Les consulats pourraient permettre de renforcer le lien entre les expatriés et les élus, ce qui serait un moyen d’éviter l’abstention galopante. Sachez que beaucoup de Français de l’étranger ignorent le nom de leurs élus consulaires, parce que ces circonscriptions sont bien trop grandes.
J’aurais presque envie de rectifier mon amendement pour ne viser que les Français de l’étranger ; je sais néanmoins que le sort ne lui serait pas favorable.
M. Roger Karoutchi. Pas forcément…
M. le président. Je mets aux voix l'amendement n° 349 rectifié ter.
(L'amendement n'est pas adopté.)
M. le président. En conséquence, l’article 15 undecies demeure supprimé.
Chapitre II
Accompagner les jeunes dans leur parcours vers l’autonomie
Article 16 A
(Supprimé)
Article 16
I. – (Supprimé)
II. – La section 2 du chapitre Ier du titre Ier du livre Ier de la sixième partie du code du travail est ainsi modifiée :
1° L’article L. 6111-3 est ainsi modifié :
a) Au début du premier alinéa, est ajoutée la mention : « I. – » ;
a bis) Le troisième alinéa est complété par les mots : « et garantissent à tous les jeunes l’accès à une information généraliste, objective, fiable et de qualité ayant trait à tous les aspects de leur vie quotidienne » ;
b) Il est ajouté un II ainsi rédigé :
« II. – La région coordonne également, de manière complémentaire avec le service public régional de l’orientation et sous réserve des missions de l’État, les initiatives des structures d’information des jeunes labellisées par l’État dans des conditions prévues par décret. Ces structures visent à garantir à tous les jeunes l’accès à une information généraliste, objective, fiable et de qualité touchant tous les domaines de leur vie quotidienne. » ;
2° L’article L. 6111-5 est ainsi modifié :
a) Le 2° devient le 3° ;
b) Le 2° est ainsi rétabli :
« 2° S’agissant des jeunes de seize ans à trente ans, de disposer d’une information sur l’accès aux droits sociaux et aux loisirs ; ».
III. – (Supprimé)
M. le président. L'amendement n° 248, présenté par Mme Prunaud, M. Favier et les membres du groupe communiste républicain et citoyen, est ainsi libellé :
Alinéa 12
Rétablir le III dans la rédaction suivante :
III. – Les politiques publiques en faveur de la jeunesse menées par l’État, les régions, les départements, les communes et les collectivités territoriales à statut particulier font l’objet d’un processus annuel de dialogue structuré entre les jeunes, les représentants de la société civile et les pouvoirs publics coordonnés au sein de la conférence territoriale de l’action publique mentionnée à l’article L. 1111-9-1 du code général des collectivités territoriales. Ce débat porte notamment sur l’établissement d’orientations stratégiques et sur l’articulation et la coordination de ces stratégies entre les différents niveaux de collectivités territoriales et l’État.

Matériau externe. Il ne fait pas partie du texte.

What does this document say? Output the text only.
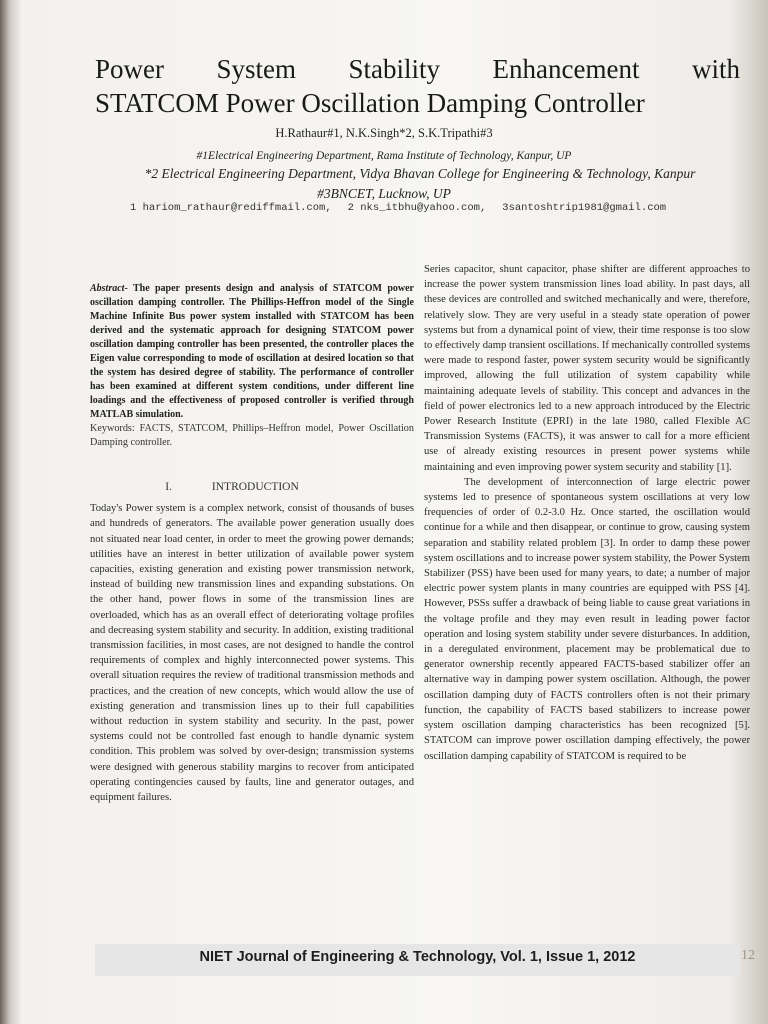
Power System Stability Enhancement with
STATCOM Power Oscillation Damping Controller
H.Rathaur#1, N.K.Singh*2, S.K.Tripathi#3
#1Electrical Engineering Department, Rama Institute of Technology, Kanpur, UP
*2 Electrical Engineering Department, Vidya Bhavan College for Engineering & Technology, Kanpur
#3BNCET, Lucknow, UP
1 hariom_rathaur@rediffmail.com, 2 nks_itbhu@yahoo.com, 3santoshtrip1981@gmail.com

Abstract- The paper presents design and analysis of STATCOM power oscillation damping controller. The Phillips-Heffron model of the Single Machine Infinite Bus power system installed with STATCOM has been derived and the systematic approach for designing STATCOM power oscillation damping controller has been presented, the controller places the Eigen value corresponding to mode of oscillation at desired location so that the system has desired degree of stability. The performance of controller has been examined at different system conditions, under different line loadings and the effectiveness of proposed controller is verified through MATLAB simulation.

Keywords: FACTS, STATCOM, Phillips–Heffron model, Power Oscillation Damping controller.

I.	INTRODUCTION

Today's Power system is a complex network, consist of thousands of buses and hundreds of generators. The available power generation usually does not situated near load center, in order to meet the growing power demands; utilities have an interest in better utilization of available power system capacities, existing generation and existing power transmission network, instead of building new transmission lines and expanding substations. On the other hand, power flows in some of the transmission lines are overloaded, which has as an overall effect of deteriorating voltage profiles and decreasing system stability and security. In addition, existing traditional transmission facilities, in most cases, are not designed to handle the control requirements of complex and highly interconnected power systems. This overall situation requires the review of traditional transmission methods and practices, and the creation of new concepts, which would allow the use of existing generation and transmission lines up to their full capabilities without reduction in system stability and security. In the past, power systems could not be controlled fast enough to handle dynamic system condition. This problem was solved by over-design; transmission systems were designed with generous stability margins to recover from anticipated operating contingencies caused by faults, line and generator outages, and equipment failures.

Series capacitor, shunt capacitor, phase shifter are different approaches to increase the power system transmission lines load ability. In past days, all these devices are controlled and switched mechanically and were, therefore, relatively slow. They are very useful in a steady state operation of power systems but from a dynamical point of view, their time response is too slow to effectively damp transient oscillations. If mechanically controlled systems were made to respond faster, power system security would be significantly improved, allowing the full utilization of system capability while maintaining adequate levels of stability. This concept and advances in the field of power electronics led to a new approach introduced by the Electric Power Research Institute (EPRI) in the late 1980, called Flexible AC Transmission Systems (FACTS), it was answer to call for a more efficient use of already existing resources in present power systems while maintaining and even improving power system security and stability [1].

The development of interconnection of large electric power systems led to presence of spontaneous system oscillations at very low frequencies of order of 0.2-3.0 Hz. Once started, the oscillation would continue for a while and then disappear, or continue to grow, causing system separation and stability related problem [3]. In order to damp these power system oscillations and to increase power system stability, the Power System Stabilizer (PSS) have been used for many years, to date; a number of major electric power system plants in many countries are equipped with PSS [4]. However, PSSs suffer a drawback of being liable to cause great variations in the voltage profile and they may even result in leading power factor operation and losing system stability under severe disturbances. In addition, in a deregulated environment, placement may be problematical due to generator ownership recently appeared FACTS-based stabilizer offer an alternative way in damping power system oscillation. Although, the power oscillation damping duty of FACTS controllers often is not their primary function, the capability of FACTS based stabilizers to increase power system oscillation damping characteristics has been recognized [5]. STATCOM can improve power oscillation damping effectively, the power oscillation damping capability of STATCOM is required to be

NIET Journal of Engineering & Technology, Vol. 1, Issue 1, 2012	12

La parole est à Mme Christine Prunaud.
Mme Christine Prunaud. Cet amendement vise à réintroduire, dans le cadre des conférences territoriales de l’action publique, la phase de concertation entre chaque échelon territorial et les associations de jeunesse.
L’organisation de ces débats, supprimée par la commission spéciale, représente un enjeu fondamental, tant pour les élus territoriaux que pour les organisations. Cet objectif de concertation est d’autant plus important qu’un nombre toujours plus élevé de Français ne croient plus en la politique – nous avons abordé ce thème précédemment – et considèrent souvent les élus comme une caste isolée des citoyens, peu en phase avec leurs aspirations. Si ce dialogue n’est certes pas la solution idéale pour le rapprochement entre citoyens et politiques, il reste à même d’y contribuer.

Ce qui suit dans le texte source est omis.